WASHINGTON, Dec 21 (Reuters) - U.S. consumer spending increased solidly in November as households bought motor vehicles and spent more on utilities, but wage growth remained moderate suggesting the current pace of consumption was unlikely to be sustained.
The Commerce Department said on Friday consumer spending, which accounts for more than two-thirds of U.S. economic activity, rose 0.4 percent last month also boosted by outlays on recreation. Data for October was revised up to show spending surging 0.8 percent instead of the previously reported 0.6 percent rise.
Economists polled by Reuters had forecast consumer spending increasing 0.3 percent in November. When adjusted for inflation, consumer spending rose 0.3 percent last month after jumping 0.6 percent in October.
Strong consumer spending is seen blunting the hit on the economy from a deteriorating trade deficit, a weakening housing market and slowing business investment on equipment. Growth estimates for the fourth quarter are currently around a 2.9 percent annualized rate. The economy grew at a 3.4 percent pace in the July-September quarter.

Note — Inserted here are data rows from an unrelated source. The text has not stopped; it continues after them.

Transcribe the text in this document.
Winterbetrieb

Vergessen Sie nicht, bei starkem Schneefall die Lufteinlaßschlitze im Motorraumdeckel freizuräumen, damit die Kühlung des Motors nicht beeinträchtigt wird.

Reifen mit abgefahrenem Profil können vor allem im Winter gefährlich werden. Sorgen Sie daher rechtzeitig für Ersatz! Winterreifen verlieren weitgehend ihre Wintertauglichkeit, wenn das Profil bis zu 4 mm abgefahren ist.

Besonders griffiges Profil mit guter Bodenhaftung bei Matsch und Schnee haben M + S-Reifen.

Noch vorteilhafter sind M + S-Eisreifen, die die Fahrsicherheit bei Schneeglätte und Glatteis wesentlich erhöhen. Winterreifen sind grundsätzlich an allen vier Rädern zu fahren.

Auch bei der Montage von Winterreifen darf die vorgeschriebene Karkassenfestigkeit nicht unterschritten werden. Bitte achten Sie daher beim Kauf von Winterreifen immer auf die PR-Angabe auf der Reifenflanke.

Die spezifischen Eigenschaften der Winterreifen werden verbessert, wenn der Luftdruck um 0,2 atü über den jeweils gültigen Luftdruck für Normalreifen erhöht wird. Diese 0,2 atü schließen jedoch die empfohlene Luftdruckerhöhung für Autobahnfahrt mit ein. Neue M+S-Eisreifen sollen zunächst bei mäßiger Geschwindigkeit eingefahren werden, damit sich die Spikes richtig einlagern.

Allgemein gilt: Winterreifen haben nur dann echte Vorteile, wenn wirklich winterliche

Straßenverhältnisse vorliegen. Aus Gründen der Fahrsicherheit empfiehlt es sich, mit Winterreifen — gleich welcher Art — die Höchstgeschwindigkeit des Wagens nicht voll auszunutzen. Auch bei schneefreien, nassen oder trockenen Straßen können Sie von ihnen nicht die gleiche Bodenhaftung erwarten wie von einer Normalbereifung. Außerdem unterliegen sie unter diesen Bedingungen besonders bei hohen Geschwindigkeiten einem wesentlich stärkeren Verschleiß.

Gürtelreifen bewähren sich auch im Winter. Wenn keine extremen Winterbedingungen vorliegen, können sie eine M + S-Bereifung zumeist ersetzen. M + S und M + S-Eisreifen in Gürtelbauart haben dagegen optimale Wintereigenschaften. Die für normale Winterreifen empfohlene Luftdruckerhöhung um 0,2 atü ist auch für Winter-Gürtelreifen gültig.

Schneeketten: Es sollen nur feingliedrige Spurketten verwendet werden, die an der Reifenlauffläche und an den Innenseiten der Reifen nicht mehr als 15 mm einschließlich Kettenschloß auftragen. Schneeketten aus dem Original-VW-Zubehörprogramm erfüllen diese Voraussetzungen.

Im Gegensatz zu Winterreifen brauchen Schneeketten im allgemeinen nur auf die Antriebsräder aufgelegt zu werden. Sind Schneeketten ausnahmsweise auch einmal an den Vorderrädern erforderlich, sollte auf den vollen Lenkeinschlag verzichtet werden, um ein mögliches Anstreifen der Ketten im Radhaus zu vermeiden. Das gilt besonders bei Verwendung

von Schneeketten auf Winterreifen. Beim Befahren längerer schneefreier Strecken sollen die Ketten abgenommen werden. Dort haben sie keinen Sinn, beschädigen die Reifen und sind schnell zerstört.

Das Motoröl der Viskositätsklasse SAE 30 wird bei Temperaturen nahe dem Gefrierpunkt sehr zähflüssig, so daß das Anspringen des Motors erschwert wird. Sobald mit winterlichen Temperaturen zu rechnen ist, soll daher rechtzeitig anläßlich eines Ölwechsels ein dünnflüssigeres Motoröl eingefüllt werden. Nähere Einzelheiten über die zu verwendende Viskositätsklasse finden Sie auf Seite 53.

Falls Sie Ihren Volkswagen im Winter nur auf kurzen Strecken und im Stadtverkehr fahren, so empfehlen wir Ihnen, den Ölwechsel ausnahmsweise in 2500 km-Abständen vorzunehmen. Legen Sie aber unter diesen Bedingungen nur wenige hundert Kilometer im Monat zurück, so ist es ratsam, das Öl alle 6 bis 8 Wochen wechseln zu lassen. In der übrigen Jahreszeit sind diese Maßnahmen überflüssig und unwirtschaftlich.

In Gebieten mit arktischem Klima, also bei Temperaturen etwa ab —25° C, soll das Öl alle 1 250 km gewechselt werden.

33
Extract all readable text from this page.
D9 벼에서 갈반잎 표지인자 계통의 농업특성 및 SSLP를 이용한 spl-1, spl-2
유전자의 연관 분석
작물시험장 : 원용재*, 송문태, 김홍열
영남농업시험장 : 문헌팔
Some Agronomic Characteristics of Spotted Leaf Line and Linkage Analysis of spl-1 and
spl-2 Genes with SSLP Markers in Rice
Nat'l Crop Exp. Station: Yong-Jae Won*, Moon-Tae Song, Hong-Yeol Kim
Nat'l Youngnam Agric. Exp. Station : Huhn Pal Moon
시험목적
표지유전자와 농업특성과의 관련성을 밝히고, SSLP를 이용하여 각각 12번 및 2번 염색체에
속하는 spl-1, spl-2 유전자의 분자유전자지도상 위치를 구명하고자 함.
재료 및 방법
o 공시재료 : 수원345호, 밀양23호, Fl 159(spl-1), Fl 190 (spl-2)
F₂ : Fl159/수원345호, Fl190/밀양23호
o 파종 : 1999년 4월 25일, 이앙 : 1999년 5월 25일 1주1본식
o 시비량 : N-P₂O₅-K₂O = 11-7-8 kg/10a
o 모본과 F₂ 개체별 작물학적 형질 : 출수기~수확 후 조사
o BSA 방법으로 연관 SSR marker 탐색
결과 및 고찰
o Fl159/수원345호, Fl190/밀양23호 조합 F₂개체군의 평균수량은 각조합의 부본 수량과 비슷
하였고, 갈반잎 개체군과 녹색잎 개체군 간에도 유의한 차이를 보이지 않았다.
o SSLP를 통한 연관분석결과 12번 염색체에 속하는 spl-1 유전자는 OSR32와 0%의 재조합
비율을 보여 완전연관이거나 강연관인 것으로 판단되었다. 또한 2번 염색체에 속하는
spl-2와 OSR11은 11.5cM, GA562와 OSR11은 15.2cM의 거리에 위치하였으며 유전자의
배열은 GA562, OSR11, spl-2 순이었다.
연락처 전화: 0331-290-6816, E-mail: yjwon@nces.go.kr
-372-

In November, spending on goods increased 0.4 percent after surging 0.9 percent in October. Outlays on services climbed 0.4 percent after shooting up 0.7 percent the prior month.
Inflation pressures remained moderate in November. The personal consumption expenditures (PCE) price index excluding the volatile food and energy components edged up 0.1 percent, matching October's gain.
That lifted the year-on-year increase in the so-called core PCE price index to 1.9 percent from an eight-month low of 1.8 percent in October.
The core PCE index is the Federal Reserve's preferred inflation measure. It hit the U.S. central bank's 2 percent inflation target in March for the first time since April 2012.
The U.S. central raised interest rates on Wednesday for the fourth time this year, but forecast fewer rate hikes next year and signaled its tightening cycle is nearing an end in the face of financial market volatility and slowing global growth.
The Fed slightly lowered its inflation projections for 2019.
Last month, personal income rose 0.2 percent after increasing 0.5 percent in October. Incomes were held back by a 0.4 percent drop in dividend payments. There were also declines in social security benefit payments.
Wages rose 0.2 percent in November after increasing 0.4 percent in October. Savings fell to $944.2 billion last month, the lowest since December 2017, from $962.9 billion in October.